In arrivo il cinquantenario di Apollo-Soyuz: sovietici e americani nemici ma uniti nello spazio
Prima della collaborazione fra Russia e Stati Uniti per costruire e occupare la Stazione Spaziale Internazionale, prima dei voli dello Shuttle statunitense verso la stazione spaziale sovietica Mir, in tempi di Cortina di Ferro e guerra fredda, quando non si parlava ancora di glasnost o perestrojka, ci fu una missione spaziale congiunta sovietico-americana, nella quale un veicolo spaziale degli Stati Uniti e uno dell’Unione Sovietica si incontrarono e i rispettivi equipaggi si strinsero la mano, in un memorabile gesto simbolico di distensione: la Apollo-Soyuz.
Tra pochi giorni ne ricorre il cinquantenario: il veicolo Apollo partì dagli Stati Uniti il 15 luglio 1975, portando nello spazio tre astronauti (Stafford, Slayton e Brand) e raggiungendo in orbita intorno alla Terra il veicolo Soyuz decollato poche ore prima dal cosmodromo di Baikonur in Kazakistan, allora facente parte dell’Unione Sovietica, con a bordo i cosmonauti Leonov e Kubasov.

Una collaborazione del genere tra superpotenze nucleari nemiche non era certo frutto dell’improvvisazione: erano stati necessari anni di lunghissime trattative politiche e diplomatiche (quale nome mettiamo per primo facendolo sembrare più importante? Soluzione: Apollo-Soyuz in USA, Soyuz-Apollo in URSS), per non parlare delle risoluzione di innumerevoli aspetti tecnici.
Dalla traduzione dei rispettivi manuali di lancio e di volo alle decisioni su come rendere compatibili due sistemi di attracco e di pressurizzazione drasticamente differenti (con pressioni operative molto differenti fra i due veicoli), dalla risoluzione dei problemi di comunicazione radio alle tecniche di rendez-vous, fu necessario uno sforzo tecnico e organizzativo straordinario.
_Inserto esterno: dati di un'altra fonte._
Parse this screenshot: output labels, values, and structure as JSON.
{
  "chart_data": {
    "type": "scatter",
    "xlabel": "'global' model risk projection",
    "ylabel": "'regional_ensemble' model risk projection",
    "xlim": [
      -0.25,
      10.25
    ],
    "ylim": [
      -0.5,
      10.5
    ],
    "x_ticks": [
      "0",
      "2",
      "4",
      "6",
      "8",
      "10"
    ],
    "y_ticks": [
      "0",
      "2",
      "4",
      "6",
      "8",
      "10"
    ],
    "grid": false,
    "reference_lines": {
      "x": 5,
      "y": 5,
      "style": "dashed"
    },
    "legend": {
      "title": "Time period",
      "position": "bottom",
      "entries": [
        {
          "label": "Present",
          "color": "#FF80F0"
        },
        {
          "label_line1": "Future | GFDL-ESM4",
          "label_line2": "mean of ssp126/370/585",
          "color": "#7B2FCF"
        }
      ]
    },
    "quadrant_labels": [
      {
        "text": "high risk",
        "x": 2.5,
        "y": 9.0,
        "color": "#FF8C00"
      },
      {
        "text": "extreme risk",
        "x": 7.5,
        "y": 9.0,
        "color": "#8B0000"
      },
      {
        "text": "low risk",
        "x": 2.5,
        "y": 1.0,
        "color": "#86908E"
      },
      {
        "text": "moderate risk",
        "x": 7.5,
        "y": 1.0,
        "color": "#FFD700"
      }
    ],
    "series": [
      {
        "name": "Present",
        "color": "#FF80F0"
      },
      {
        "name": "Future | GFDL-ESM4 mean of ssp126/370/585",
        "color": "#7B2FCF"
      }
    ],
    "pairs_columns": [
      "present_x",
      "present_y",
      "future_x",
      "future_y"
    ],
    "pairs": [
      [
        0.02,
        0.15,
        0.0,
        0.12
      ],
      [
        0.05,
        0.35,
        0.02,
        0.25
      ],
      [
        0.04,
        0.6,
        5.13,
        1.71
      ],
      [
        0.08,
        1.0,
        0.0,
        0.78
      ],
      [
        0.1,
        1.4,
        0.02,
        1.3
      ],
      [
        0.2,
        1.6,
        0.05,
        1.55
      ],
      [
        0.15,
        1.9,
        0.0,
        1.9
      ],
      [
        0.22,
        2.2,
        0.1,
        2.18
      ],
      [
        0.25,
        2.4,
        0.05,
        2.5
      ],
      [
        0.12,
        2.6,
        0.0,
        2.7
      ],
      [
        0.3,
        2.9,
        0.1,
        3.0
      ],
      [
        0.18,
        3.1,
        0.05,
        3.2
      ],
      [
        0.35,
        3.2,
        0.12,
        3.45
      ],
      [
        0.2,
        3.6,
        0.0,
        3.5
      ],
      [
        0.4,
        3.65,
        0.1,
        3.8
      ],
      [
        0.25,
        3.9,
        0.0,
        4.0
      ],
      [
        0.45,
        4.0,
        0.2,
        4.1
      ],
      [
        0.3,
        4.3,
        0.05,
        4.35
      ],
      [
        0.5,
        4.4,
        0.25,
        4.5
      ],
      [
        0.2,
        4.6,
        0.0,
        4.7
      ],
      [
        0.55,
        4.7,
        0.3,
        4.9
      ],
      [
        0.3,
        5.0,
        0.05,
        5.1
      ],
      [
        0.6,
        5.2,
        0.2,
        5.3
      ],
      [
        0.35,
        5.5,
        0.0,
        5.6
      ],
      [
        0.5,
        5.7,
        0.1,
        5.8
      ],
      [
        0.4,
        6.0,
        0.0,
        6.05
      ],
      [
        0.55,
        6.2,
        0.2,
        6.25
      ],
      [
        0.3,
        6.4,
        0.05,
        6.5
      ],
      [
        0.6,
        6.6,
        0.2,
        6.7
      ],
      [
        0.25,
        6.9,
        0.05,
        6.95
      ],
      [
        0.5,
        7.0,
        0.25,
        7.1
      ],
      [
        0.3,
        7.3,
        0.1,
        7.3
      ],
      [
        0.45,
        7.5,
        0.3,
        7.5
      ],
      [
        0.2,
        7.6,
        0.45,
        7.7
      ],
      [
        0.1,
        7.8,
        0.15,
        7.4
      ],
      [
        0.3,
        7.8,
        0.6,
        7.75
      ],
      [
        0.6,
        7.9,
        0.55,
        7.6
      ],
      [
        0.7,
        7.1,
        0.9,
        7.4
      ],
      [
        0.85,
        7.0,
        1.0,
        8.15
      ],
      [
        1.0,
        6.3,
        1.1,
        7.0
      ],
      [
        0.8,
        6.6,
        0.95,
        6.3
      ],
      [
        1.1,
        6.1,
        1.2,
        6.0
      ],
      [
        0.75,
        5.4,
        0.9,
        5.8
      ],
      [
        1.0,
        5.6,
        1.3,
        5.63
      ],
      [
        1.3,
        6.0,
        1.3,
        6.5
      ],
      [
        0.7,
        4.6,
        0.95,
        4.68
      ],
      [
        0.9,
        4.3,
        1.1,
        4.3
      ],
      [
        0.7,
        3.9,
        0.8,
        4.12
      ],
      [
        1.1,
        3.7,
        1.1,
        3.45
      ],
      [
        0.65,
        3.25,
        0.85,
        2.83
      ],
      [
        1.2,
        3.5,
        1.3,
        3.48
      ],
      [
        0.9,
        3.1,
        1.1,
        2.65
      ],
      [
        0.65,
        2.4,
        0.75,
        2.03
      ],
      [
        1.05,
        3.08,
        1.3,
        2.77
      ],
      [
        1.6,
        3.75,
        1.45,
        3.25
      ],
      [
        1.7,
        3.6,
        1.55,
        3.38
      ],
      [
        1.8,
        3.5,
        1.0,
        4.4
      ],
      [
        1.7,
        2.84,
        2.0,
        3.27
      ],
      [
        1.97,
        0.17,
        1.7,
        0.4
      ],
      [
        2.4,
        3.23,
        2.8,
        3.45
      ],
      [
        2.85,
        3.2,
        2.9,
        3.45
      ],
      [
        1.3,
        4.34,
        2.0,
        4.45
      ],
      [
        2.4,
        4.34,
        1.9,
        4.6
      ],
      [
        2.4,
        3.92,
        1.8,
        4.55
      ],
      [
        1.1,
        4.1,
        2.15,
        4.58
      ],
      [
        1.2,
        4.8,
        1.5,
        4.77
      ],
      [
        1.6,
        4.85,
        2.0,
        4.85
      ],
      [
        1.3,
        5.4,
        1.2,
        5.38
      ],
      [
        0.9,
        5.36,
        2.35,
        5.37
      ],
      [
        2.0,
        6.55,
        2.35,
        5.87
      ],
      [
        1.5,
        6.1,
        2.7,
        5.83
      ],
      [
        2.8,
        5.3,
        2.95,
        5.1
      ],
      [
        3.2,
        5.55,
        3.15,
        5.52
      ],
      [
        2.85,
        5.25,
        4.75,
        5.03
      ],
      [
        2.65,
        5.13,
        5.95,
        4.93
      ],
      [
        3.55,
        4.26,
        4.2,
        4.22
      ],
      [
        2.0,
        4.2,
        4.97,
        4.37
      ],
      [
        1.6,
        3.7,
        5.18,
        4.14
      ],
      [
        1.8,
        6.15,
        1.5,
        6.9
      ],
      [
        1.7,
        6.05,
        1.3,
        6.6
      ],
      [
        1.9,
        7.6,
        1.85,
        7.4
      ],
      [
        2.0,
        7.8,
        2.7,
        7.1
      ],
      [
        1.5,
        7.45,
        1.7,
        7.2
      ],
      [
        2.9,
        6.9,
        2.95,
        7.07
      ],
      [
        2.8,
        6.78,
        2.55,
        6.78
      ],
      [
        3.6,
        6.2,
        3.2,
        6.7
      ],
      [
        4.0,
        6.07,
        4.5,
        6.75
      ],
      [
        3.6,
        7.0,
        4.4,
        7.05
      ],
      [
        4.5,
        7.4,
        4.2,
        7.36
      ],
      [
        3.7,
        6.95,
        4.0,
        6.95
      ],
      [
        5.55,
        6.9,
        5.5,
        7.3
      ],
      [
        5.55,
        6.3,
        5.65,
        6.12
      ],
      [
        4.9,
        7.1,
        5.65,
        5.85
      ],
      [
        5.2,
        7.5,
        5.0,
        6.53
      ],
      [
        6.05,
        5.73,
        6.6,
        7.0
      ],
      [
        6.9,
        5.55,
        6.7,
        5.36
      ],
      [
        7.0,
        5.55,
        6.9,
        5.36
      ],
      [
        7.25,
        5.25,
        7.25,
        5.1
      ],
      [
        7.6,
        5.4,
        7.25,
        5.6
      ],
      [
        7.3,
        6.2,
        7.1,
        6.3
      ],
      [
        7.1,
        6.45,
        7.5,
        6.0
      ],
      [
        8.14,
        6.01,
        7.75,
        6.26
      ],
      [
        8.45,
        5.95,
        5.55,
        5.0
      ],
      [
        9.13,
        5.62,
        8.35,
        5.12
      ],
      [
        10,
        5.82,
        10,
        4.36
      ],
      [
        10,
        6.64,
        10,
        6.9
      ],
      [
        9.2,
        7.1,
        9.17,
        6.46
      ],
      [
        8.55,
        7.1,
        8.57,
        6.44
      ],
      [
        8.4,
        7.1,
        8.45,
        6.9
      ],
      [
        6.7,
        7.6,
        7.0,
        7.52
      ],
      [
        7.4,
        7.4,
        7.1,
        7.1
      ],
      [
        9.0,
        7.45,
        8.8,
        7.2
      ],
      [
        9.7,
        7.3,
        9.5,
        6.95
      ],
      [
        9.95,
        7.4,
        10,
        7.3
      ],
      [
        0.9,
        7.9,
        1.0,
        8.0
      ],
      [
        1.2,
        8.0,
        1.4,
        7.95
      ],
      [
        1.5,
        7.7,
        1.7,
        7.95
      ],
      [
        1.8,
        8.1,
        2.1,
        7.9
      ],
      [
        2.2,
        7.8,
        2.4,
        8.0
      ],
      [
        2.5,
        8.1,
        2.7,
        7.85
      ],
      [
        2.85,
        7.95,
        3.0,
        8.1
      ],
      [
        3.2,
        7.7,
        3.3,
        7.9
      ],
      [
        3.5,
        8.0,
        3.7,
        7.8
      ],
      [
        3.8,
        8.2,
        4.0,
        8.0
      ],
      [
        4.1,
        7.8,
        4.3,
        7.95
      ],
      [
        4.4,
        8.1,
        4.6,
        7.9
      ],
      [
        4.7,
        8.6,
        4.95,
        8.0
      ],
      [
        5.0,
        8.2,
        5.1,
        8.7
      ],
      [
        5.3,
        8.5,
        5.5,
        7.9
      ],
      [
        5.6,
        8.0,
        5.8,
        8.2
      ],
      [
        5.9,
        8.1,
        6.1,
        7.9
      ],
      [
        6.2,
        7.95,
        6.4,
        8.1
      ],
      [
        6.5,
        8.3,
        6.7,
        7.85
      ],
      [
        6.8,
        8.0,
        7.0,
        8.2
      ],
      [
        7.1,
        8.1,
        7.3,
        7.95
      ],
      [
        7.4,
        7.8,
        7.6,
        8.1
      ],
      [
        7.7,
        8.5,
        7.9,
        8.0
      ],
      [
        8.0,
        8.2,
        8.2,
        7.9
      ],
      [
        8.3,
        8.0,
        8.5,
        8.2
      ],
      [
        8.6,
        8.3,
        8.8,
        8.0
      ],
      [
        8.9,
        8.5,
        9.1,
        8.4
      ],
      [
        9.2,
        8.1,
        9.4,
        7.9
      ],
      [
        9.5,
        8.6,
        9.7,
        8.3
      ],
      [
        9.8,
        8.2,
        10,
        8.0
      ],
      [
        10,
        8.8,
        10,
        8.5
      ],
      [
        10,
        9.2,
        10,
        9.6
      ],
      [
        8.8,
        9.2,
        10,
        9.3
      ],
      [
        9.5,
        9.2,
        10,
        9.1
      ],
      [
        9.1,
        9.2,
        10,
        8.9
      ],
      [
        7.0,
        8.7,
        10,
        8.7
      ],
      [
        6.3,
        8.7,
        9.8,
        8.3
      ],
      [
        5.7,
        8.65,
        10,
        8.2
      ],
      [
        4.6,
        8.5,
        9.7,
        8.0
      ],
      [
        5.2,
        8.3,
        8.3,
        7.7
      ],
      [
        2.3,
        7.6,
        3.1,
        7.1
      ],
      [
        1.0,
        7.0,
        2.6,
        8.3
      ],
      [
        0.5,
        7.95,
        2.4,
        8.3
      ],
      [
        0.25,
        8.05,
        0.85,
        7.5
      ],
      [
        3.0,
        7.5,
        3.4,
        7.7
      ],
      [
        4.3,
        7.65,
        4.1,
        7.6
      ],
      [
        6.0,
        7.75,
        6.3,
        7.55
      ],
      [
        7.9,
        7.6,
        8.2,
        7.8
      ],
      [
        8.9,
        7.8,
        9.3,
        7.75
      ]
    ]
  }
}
E c’era poi il problema che gli statunitensi sapevano benissimo che i sovietici li avrebbero spiati e avrebbero fatto di tutto per carpire i segreti della tecnologia spaziale americana, di gran lunga superiore a quella russa, eppure bisognava collaborare per il bene della missione.

A livello personale, fra astronauti e cosmonauti nacque un’amicizia che continuò per decenni, in particolare fra i comandanti, Stafford e Leonov. Ricordo con piacere l’incontro con Leonov a Martigny, nel 2015, in cui il cosmonauta spiegò che dopo anni di studio dell’inglese si rese conto che la sua controparte non parlava inglese, ma Oklahomski. Entrambi ci hanno lasciato (Leonov nel 2019, Stafford nel 2024); di quegli equipaggi è vivo ancora soltanto Vance Brand, oggi novantaquattrenne. Slayton è morto nel 1993, Kubasov nel 2014.
Insieme all’amico Gianluca Atti, racconterò alcuni aspetti di questa missione molto particolare (l’ultimo volo di un veicolo Apollo) in una serie di articoli. Se volete approfondire l’argomento, sul sito della NASA c’è una sezione apposita, insieme a un libro scaricabile di 580 pagine, pubblicato nel 1978 (e tutto scritto usando il sistema metrico decimale, che in quegli anni si tentò di introdurre negli Stati Uniti).
Nel frattempo, dalla Russia arrivano queste immagini. Cinquant’anni dopo Apollo-Soyuz, una navicella cargo Progress (la versione senza equipaggio della Soyuz, derivata dal veicolo di mezzo secolo fa) viene approntata per il lancio, sempre presso il centro di lancio di Baikonur. Sul suo rivestimento esterno spicca il logo della missione Apollo-Soyuz.